According to the annual report of the JSDT, diabetic nephropathy has been a leading primary disease of new patients who have
been started on dialysis since 1998 [1]: the number of such patients with diabetic nephropathy has increased to 43.5%. In addition, cardiovascular diseases and deaths in patients with diabetes and underlying renal disease before and after dialysis has increased [2, 3]. Therefore, preventing and halting the progression of diabetic nephropathy is important if we are to prolong the survival of such patients.

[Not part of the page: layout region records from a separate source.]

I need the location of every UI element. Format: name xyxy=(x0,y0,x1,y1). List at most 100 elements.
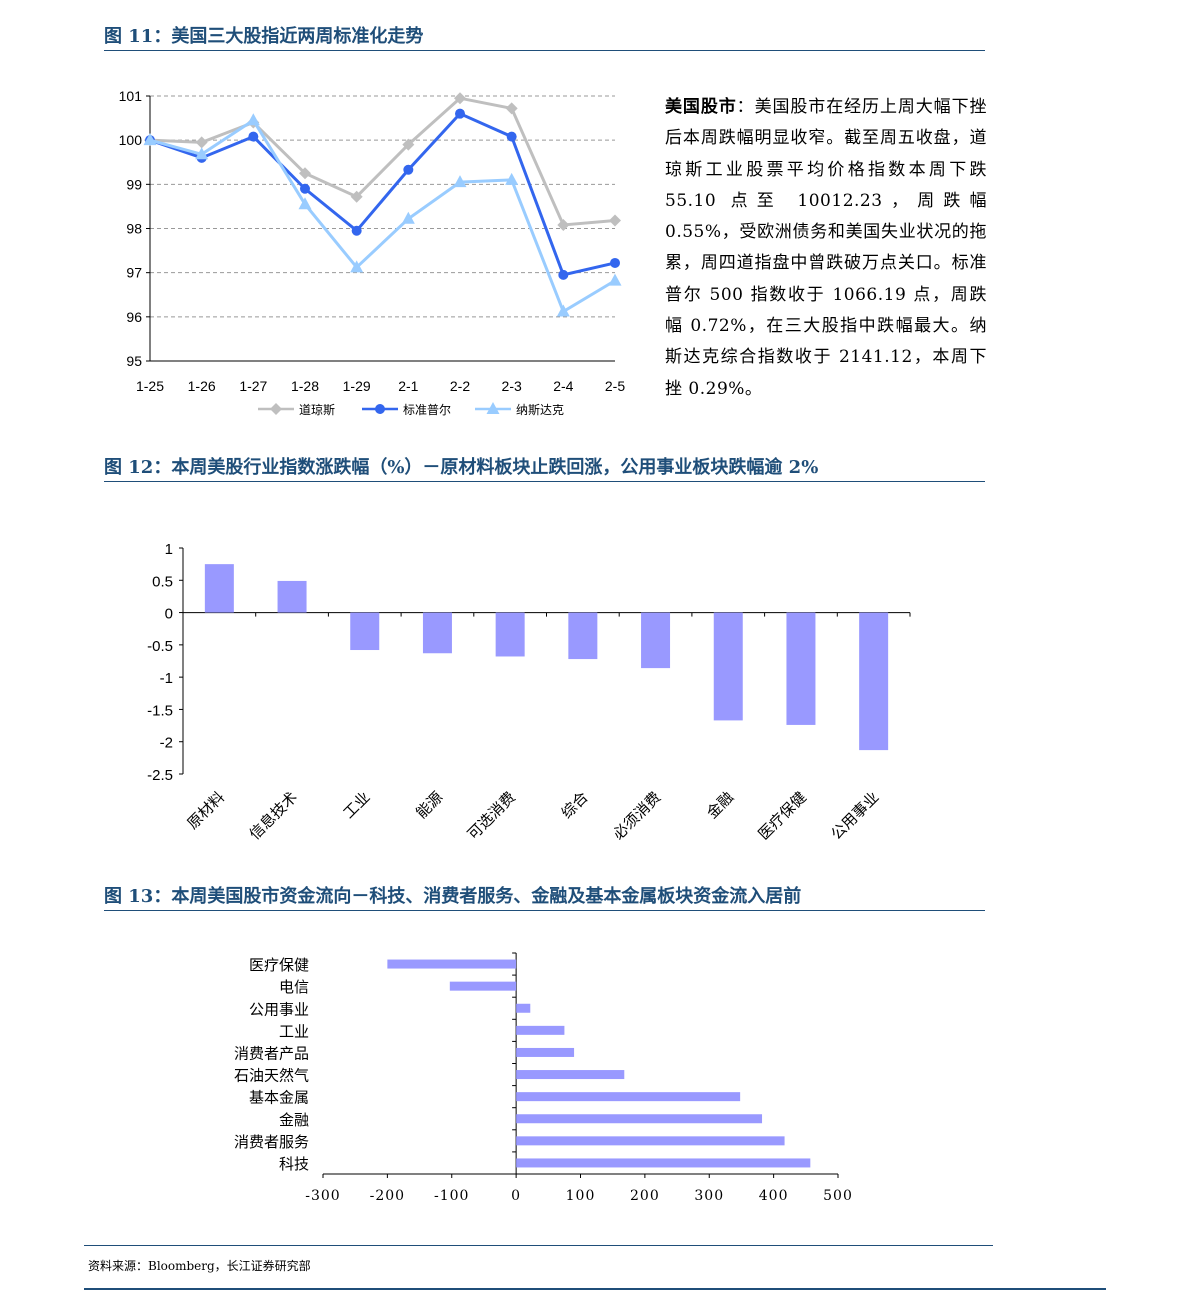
line-point xyxy=(455,108,465,119)
bar-category-label: 必须消费 xyxy=(610,789,664,843)
bar-category-label: 能源 xyxy=(413,789,446,822)
hbar-category-label: 医疗保健 xyxy=(249,956,309,974)
legend-marker xyxy=(270,403,282,415)
line-series xyxy=(149,111,616,277)
line-point xyxy=(609,214,621,227)
line-series xyxy=(149,118,616,314)
line-x-tick-label: 1-26 xyxy=(188,378,216,394)
line-x-tick-label: 1-29 xyxy=(343,378,371,394)
bar xyxy=(277,580,307,613)
hbar-category-label: 消费者产品 xyxy=(234,1044,309,1062)
line-point xyxy=(351,225,362,236)
hbar-category-label: 工业 xyxy=(279,1022,309,1040)
line-point xyxy=(453,175,467,188)
source-note: 资料来源：Bloomberg，长江证券研究部 xyxy=(88,1259,311,1273)
hbar-bar xyxy=(516,1092,741,1102)
line-x-tick-label: 1-27 xyxy=(239,378,267,394)
bar-category-label: 信息技术 xyxy=(246,789,300,843)
hbar-x-tick-label: -100 xyxy=(434,1188,469,1204)
hbar-bar xyxy=(516,1070,625,1080)
commentary-body: ：美国股市在经历上周大幅下挫后本周跌幅明显收窄。截至周五收盘，道琼斯工业股票平均… xyxy=(665,97,988,399)
footer-divider xyxy=(84,1245,993,1246)
hbar-bar xyxy=(516,1003,531,1013)
bar-category-label: 工业 xyxy=(340,789,373,822)
line-point xyxy=(195,136,208,149)
bar xyxy=(786,612,816,725)
line-point xyxy=(246,113,260,126)
line-y-tick-label: 101 xyxy=(119,88,143,104)
hbar-x-tick-label: -200 xyxy=(370,1188,405,1204)
page-bottom-rule xyxy=(84,1288,1106,1290)
legend-marker xyxy=(486,402,500,414)
fig11-title: 图 11：美国三大股指近两周标准化走势 xyxy=(104,22,985,51)
line-point xyxy=(505,102,518,115)
fig13-title: 图 13：本周美国股市资金流向－科技、消费者服务、金融及基本金属板块资金流入居前 xyxy=(104,882,985,911)
line-y-tick-label: 97 xyxy=(126,265,142,281)
legend-label: 道琼斯 xyxy=(299,402,335,417)
hbar-category-label: 石油天然气 xyxy=(234,1067,309,1085)
market-commentary: 美国股市：美国股市在经历上周大幅下挫后本周跌幅明显收窄。截至周五收盘，道琼斯工业… xyxy=(665,92,987,405)
hbar-x-tick-label: 500 xyxy=(823,1188,853,1204)
bar-y-tick-label: 0 xyxy=(165,606,173,623)
bar-category-label: 综合 xyxy=(558,789,591,822)
hbar-category-label: 公用事业 xyxy=(249,1000,309,1018)
hbar-x-tick-label: 100 xyxy=(566,1188,596,1204)
line-point xyxy=(298,197,312,210)
hbar-bar xyxy=(449,981,517,991)
line-point xyxy=(556,304,570,317)
line-point xyxy=(350,260,364,273)
bar-y-tick-label: 1 xyxy=(165,541,173,558)
line-point xyxy=(299,167,311,180)
line-point xyxy=(505,172,519,185)
commentary-label: 美国股市 xyxy=(665,97,737,117)
hbar-bar xyxy=(516,1136,785,1146)
hbar-category-label: 消费者服务 xyxy=(234,1133,309,1151)
bar-category-label: 医疗保健 xyxy=(755,789,809,843)
hbar-category-label: 基本金属 xyxy=(249,1089,309,1107)
bar-y-tick-label: -1.5 xyxy=(147,702,173,719)
line-point xyxy=(610,257,620,268)
line-y-tick-label: 99 xyxy=(126,176,142,192)
bar xyxy=(422,612,452,654)
hbar-x-tick-label: 400 xyxy=(759,1188,789,1204)
line-x-tick-label: 2-2 xyxy=(450,378,470,394)
line-point xyxy=(454,92,466,105)
line-series xyxy=(149,96,616,227)
bar xyxy=(350,612,380,651)
hbar-x-tick-label: 200 xyxy=(630,1188,660,1204)
bar-y-tick-label: -1 xyxy=(160,670,173,687)
bar xyxy=(859,612,889,751)
line-point xyxy=(300,183,310,194)
bar xyxy=(204,564,234,613)
line-y-tick-label: 96 xyxy=(126,309,142,325)
fig12-title: 图 12：本周美股行业指数涨跌幅（%）－原材料板块止跌回涨，公用事业板块跌幅逾 … xyxy=(104,453,985,482)
hbar-bar xyxy=(516,1114,763,1124)
bar-y-tick-label: -0.5 xyxy=(147,638,173,655)
line-point xyxy=(506,131,517,142)
bar xyxy=(641,612,671,669)
bar xyxy=(713,612,743,721)
hbar-x-tick-label: 300 xyxy=(694,1188,724,1204)
hbar-bar xyxy=(387,959,517,969)
hbar-bar xyxy=(516,1025,565,1035)
line-point xyxy=(557,218,570,231)
line-y-tick-label: 98 xyxy=(126,221,142,237)
line-x-tick-label: 1-25 xyxy=(136,378,164,394)
hbar-x-tick-label: -300 xyxy=(305,1188,340,1204)
line-point xyxy=(403,164,414,175)
line-x-tick-label: 1-28 xyxy=(291,378,319,394)
line-x-tick-label: 2-1 xyxy=(398,378,418,394)
legend-label: 标准普尔 xyxy=(403,402,451,417)
line-point xyxy=(608,273,622,286)
bar-category-label: 公用事业 xyxy=(828,789,882,843)
hbar-category-label: 科技 xyxy=(279,1155,309,1173)
legend-marker xyxy=(375,404,385,414)
hbar-bar xyxy=(516,1158,811,1168)
bar xyxy=(568,612,598,660)
line-point xyxy=(143,133,157,146)
line-x-tick-label: 2-4 xyxy=(553,378,573,394)
hbar-category-label: 金融 xyxy=(279,1111,309,1129)
bar-y-tick-label: -2 xyxy=(160,735,173,752)
line-y-tick-label: 100 xyxy=(119,132,143,148)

Characteristic pathologic changes associated with diabetic nephropathy are accumulation of extracellular matrix (ECM) and the infiltration of inflammatory cells into glomeruli and tubulointerstitial regions [4, 5]. These pathologic abnormalities are induced by alterations in ECM production Copanlisib order or degradation [6]. Generally speaking, the occurrence of albuminuria is a reflection of increased matrix deposition, leading to glomerular and tubulointerstitial lesions. Diabetic
nephropathy is a clinical entity in which the presence of persistent albuminuria and declines in renal function and glomerular filtration rate (GFR) are the major characteristic findings, which are closely associated with end-stage renal diseases, enhanced cardiovascular morbidity EPZ5676 in vitro and eventual mortality [7]. The incidence of albuminuria, which currently contributes to the diagnosis of diabetic nephropathy, is well correlated with a decrease in GFR and the incidence of cardiovascular diseases. Here, we focus on the clinical impact of albuminuria along with GFR levels on the progression of diabetic nephropathy and the incidence of cardiovascular diseases, which is closely related to the mortality of patients with diabetic nephropathy in this manuscript. Albuminuria in the diagnosis of diabetic nephropathy find more The definitive diagnosis of diabetic nephropathy
is based on pathological findings such as the presence of diffuse mesangial lesions and nodular lesions. However, renal biopsy is not performed for all patients with diabetic nephropathy. In the clinical setting, the presence of persistent proteinuria as well as other complications such as diabetic retinopathy and renal dysfunction is important in the diagnosis of diabetic nephropathy. However, early detection of the presence of diabetic nephropathy is clinically required for the best prognosis. The measurement of urinary albumin excretion is currently crucial to the detection of early diabetic nephropathy. The increased excretion of albumin (albuminuria) is an early diagnostic indicator of diabetic nephropathy. Thus, Mogensen et al. [8] proposed a classification of diabetic nephropathy in patients with type 1 diabetes based on increased urinary albumin excretion once diabetic nephropathy was diagnosed. Diabetic nephropathy is also staged in Japan [9, 10], and the staging was described by AZD5363 mw Yokoyama et al.